Social Justice is Antithetical to Privacy

     One of the core tenets of “Social Justice” is the fundamental transformation of society.  To fundamentally transform society, you must fundamentally transform human thinking and behavior.  You can’t fundamentally transform human thinking and behavior if they have the legal shield of privacy.

     Your thoughts and beliefs must be the business of these fundamental transformers.  In other words, “when everything is a public issue, then  you have no private existence.”

     This can be veritably seen by the “street action” of the “Black Brunch” protesters.

“And a poorly informed one, at that: In New York City, protesters invaded the Pershing Square Café across the street from Grand Central Terminal, which is one of the more diverse spots in heavily segregated Manhattan, catering as it does to commuting 53-year-old lawyers from Fairfield County, who check any number of different demographic boxes.

“The message these protests send is that there is no private space — and, therefore, no private life — so far as this particular rabble is concerned. It’s the familiar Trotsky conundrum: You may not be interested in politics, but politics is interested in you.

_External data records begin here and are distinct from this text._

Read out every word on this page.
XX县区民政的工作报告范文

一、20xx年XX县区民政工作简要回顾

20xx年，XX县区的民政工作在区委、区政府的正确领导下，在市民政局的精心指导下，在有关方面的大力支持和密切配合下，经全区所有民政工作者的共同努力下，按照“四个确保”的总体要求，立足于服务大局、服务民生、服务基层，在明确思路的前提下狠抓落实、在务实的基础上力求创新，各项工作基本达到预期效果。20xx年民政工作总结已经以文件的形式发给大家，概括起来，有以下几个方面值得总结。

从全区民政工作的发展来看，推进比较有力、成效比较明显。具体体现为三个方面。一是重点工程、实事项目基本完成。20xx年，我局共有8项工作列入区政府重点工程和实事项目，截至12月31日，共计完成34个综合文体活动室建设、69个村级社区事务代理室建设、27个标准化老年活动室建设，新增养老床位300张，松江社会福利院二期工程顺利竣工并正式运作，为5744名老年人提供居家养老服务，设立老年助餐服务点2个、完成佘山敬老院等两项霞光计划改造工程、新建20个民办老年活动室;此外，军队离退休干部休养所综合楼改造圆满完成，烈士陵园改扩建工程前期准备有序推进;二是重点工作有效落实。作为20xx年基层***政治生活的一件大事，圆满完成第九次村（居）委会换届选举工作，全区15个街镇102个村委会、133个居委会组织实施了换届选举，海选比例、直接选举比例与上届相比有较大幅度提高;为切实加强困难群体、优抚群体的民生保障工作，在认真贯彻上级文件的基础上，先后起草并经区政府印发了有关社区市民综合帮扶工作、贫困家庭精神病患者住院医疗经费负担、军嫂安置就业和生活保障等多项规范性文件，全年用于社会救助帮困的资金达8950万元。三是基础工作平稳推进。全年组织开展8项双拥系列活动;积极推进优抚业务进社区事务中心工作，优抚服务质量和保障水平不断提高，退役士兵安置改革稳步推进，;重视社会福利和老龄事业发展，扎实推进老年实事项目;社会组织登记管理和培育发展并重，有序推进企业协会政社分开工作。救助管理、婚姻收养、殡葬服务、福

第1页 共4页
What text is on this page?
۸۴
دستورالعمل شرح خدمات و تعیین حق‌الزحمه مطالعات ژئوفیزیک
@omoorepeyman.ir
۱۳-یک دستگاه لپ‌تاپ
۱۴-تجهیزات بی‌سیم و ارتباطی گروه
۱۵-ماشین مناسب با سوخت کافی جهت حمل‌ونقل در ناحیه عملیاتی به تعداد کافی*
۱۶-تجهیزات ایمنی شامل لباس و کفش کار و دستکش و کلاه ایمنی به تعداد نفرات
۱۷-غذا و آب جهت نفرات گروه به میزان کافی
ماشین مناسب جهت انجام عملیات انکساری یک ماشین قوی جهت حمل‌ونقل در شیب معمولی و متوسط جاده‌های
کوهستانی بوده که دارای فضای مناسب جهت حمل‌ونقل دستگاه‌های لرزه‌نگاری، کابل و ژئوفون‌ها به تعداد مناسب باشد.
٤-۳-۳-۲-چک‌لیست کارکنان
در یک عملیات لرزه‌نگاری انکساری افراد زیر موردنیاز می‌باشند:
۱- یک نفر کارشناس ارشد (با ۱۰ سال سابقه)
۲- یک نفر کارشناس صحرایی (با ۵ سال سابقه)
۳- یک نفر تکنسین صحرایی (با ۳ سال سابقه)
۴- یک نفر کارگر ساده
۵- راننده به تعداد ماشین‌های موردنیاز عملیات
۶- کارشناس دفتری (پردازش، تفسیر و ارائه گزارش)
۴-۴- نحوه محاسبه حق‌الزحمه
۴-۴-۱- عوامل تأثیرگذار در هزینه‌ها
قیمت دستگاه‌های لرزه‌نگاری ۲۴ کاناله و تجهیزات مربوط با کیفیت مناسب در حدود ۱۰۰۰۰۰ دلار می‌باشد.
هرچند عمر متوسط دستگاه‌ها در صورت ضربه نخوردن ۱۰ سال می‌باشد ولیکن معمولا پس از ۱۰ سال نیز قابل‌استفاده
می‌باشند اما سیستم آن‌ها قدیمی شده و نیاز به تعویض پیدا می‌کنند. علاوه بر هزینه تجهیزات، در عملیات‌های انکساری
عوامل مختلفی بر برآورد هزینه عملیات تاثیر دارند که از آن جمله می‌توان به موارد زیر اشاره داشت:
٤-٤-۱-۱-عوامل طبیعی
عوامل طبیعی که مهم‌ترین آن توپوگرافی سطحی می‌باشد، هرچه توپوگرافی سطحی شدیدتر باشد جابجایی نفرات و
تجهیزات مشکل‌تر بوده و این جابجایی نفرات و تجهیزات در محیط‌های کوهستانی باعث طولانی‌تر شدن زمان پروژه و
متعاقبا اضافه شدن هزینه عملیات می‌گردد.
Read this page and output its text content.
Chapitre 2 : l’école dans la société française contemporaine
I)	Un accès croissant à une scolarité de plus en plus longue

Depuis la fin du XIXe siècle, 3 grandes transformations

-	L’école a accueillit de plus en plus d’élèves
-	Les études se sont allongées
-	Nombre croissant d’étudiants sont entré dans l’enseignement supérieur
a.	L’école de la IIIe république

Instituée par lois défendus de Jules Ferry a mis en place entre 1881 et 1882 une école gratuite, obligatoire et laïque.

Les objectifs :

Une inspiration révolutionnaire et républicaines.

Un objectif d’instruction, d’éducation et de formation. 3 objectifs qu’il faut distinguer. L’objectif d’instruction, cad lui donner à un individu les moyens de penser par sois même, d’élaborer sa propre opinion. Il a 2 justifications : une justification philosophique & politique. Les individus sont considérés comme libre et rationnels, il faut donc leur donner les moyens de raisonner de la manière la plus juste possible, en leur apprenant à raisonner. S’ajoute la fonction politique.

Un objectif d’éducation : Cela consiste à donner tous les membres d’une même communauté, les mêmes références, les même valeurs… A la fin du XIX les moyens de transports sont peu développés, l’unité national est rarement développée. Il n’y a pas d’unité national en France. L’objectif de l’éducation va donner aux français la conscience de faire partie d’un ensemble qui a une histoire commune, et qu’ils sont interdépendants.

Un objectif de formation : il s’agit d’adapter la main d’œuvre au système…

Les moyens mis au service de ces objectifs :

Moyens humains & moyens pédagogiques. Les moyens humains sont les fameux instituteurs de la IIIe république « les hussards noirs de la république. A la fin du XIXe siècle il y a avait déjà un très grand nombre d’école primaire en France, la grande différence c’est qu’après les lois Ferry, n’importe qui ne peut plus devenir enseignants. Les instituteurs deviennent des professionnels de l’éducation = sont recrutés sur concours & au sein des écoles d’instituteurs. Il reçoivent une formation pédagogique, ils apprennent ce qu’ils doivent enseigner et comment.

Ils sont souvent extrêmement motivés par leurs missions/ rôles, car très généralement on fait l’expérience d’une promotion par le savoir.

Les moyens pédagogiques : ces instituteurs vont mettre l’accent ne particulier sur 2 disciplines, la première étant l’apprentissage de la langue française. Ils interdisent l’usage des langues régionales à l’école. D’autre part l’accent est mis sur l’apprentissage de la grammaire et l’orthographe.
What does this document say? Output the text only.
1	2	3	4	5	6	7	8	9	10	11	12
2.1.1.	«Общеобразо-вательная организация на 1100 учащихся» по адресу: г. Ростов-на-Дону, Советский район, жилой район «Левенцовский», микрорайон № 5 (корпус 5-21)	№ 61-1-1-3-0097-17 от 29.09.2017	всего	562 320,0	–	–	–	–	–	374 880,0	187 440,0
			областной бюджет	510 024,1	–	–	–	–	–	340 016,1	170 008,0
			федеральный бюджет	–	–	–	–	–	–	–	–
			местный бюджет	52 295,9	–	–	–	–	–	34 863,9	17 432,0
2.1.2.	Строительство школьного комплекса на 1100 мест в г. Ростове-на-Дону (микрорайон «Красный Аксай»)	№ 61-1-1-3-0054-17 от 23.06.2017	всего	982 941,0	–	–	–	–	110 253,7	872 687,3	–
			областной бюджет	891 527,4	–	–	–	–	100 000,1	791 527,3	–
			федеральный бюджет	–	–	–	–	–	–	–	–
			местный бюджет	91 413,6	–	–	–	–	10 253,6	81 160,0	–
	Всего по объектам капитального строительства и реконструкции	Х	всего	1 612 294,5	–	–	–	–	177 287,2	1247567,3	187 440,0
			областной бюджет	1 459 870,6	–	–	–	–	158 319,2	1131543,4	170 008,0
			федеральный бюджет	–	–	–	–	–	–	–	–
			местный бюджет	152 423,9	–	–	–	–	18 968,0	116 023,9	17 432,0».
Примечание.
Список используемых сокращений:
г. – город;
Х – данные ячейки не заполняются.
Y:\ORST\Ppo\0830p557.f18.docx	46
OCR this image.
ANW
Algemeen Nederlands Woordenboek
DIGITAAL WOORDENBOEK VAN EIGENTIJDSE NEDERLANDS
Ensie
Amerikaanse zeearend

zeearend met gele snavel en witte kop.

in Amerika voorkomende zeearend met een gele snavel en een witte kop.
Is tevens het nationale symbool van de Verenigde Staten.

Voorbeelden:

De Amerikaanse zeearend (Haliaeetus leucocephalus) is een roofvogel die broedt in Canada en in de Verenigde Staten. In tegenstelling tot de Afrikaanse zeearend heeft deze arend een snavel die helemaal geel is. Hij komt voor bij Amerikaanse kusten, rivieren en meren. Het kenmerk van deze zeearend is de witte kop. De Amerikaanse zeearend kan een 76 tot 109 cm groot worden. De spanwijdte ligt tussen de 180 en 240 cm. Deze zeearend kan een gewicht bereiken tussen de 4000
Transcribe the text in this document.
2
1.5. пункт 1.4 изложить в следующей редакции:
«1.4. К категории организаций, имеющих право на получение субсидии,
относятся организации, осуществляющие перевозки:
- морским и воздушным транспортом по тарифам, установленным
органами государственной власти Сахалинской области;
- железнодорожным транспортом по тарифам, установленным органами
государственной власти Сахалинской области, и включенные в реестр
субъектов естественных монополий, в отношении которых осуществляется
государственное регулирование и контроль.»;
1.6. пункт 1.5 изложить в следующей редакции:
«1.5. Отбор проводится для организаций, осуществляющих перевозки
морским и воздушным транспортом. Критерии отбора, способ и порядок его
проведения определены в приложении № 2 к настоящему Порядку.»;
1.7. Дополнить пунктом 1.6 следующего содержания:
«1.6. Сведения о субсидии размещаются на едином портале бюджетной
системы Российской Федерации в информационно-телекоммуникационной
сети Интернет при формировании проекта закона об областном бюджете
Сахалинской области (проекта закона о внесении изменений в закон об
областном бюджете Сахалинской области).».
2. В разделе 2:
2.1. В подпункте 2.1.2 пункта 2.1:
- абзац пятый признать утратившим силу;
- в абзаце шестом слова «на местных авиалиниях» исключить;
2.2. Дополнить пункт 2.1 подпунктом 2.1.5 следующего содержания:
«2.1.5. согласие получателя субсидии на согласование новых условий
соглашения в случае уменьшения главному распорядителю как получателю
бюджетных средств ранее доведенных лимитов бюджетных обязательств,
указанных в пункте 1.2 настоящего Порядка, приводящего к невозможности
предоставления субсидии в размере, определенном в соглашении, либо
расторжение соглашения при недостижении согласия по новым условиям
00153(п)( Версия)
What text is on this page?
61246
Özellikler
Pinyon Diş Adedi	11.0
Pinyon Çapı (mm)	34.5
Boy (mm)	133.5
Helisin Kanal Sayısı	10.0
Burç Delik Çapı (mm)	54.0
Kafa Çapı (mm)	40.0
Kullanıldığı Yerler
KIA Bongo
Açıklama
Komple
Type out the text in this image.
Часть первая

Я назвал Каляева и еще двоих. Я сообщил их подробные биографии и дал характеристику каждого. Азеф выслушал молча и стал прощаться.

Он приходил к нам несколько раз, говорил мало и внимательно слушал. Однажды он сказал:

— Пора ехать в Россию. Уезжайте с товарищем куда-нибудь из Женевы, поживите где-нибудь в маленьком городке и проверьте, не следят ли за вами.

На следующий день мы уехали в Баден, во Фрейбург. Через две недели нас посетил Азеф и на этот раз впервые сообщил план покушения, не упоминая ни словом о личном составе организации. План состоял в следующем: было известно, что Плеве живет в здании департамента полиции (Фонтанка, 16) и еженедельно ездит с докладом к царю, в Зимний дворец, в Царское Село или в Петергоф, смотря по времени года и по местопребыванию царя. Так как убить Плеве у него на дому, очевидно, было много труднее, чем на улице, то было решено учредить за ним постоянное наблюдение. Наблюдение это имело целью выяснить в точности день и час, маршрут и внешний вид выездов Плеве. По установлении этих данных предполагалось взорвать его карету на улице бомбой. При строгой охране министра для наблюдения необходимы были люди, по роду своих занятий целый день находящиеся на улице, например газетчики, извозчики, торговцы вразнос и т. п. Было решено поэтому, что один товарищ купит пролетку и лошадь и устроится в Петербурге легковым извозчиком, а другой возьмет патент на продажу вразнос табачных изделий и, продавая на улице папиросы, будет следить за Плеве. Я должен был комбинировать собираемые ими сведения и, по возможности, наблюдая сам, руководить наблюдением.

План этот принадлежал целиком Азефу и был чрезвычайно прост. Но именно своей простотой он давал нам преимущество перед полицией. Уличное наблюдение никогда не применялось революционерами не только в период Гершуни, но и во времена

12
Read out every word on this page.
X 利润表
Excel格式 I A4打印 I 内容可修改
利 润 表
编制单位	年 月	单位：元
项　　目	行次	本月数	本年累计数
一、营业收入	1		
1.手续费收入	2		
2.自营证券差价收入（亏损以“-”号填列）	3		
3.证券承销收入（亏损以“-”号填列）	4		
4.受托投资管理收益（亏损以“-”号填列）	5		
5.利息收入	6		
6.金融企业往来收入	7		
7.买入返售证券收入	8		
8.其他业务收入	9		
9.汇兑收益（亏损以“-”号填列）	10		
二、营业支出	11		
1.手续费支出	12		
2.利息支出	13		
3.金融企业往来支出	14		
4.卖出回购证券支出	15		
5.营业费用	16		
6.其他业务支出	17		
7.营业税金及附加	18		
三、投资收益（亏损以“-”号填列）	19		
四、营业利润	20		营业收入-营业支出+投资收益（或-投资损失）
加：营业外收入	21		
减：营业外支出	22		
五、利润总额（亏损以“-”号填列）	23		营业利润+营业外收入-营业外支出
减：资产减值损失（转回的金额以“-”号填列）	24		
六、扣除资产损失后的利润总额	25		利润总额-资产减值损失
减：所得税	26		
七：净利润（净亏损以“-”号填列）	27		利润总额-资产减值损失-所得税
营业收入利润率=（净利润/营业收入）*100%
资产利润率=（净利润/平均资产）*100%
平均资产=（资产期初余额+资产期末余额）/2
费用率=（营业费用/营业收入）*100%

“That the people at brunch have no real direct connection to the events motivating the protesters is beside the point. They were targeted on racial grounds: These were detestable ‘white spaces,’ and the people there were to be punished for being white — even if they were not, in fact, white, their presence in “white spaces” makes them guilty by association. That the protesters were themselves largely white goes without saying: Protests of this sort are a prestige performance for stupid white college kids, mainly. If you want to see a genuinely ‘white space,’ a protest is your best bet.”

     This is just a more blatant agitprop version of the invasion of privacy that the Left aptly demonstrates over and over. Let us not accept the excuse, that because people were having brunch in a public establishment, that privacy is not being violated.  Even legally protected private speech can become a public issue, as it did with Donald Sterling.  It doesn’t matter if what Sterling said was loathsome or not; the right to privacy protects everyone and private speech is protected regardless of its content.